Megan and Quintin Lathan came across some difficulties when looking for distributors in the beginning, as they wanted those who had the best inventory and the prices that worked with their budget. The couple had to go through “an extensive process with paperwork” to secure certain vendors, she said. But the challenges weren’t anything they couldn’t handle, Megan Lathan said.
There are certain staples that they make sure are always available, like bobby pins, hair beads and rubber bands. Others are restocked based on customer sales data.
Packs of hair used for braid extensions cover the walls of the couple’s new store, as do twist and box braids and extra long locs with wavy tips. Wigs in different curl textures and colors sit on the top shelves, over aisles with hair care products, dye that ranges from sunrise orange to indigo blue and pressed powder in colors like “honey brown” and “ebony.” Bubblegum-pink and see-through beads are displayed in the front of the store next to gold hoops, crystal studs and pearl earrings.

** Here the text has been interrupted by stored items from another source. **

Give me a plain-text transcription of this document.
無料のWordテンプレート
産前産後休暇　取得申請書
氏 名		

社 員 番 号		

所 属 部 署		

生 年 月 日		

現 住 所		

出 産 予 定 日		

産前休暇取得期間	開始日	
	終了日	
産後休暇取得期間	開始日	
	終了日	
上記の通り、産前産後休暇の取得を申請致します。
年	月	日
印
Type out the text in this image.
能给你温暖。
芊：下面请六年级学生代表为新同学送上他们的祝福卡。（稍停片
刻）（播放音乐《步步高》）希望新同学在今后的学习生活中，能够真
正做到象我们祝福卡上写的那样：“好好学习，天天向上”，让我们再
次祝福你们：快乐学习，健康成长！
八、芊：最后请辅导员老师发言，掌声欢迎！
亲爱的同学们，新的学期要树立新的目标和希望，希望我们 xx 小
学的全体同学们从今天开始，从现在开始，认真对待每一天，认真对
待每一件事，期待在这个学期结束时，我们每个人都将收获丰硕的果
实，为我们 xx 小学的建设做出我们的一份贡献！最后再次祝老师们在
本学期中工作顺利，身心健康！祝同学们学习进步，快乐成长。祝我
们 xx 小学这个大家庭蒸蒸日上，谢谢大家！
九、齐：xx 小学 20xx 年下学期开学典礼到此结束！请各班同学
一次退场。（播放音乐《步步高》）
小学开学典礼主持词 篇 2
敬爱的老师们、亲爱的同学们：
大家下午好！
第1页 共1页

Megan and Quintin Lathan had a soft opening of the Northwood location in December to ease the transition from owning and managing one store to two. The couple opened their first store on Charles Street in 2016, the same year they got married. The past six years have been a whirlwind, Quintin Lathan said, as they raised two daughters, the oldest 3 years old and the youngest 18 months.
Their baby photos grace the store on Northwood. The two daughters visit the store every now and then, beaming as they play and take products off the shelves. Megan Lathan says the girls already seem to understand that their parents run their own stores, and Quintin hopes to pass the business to them one day.
“We want to be around and be a part of the community for at least three generations,” Quintin said, adding that only then “I’ll be rolling over in my grave happy.”
The Lathans said they also use their businesses to watch out for the community. They bring students from nearby Mergenthaler Vocational-Technical High School — the public high school Megan attended — and Morgan State University, Quintin’s alma mater, to work and learn about beauty retail. It’s about investing and being ingrained in the community, Quintin said.
On a Friday afternoon, two of their staff hung out behind the counter, chatting as “Everything is Everything” by Lauryn Hill played in the background. One of employees recently changed their major.
What are they studying now? Fashion merchandising.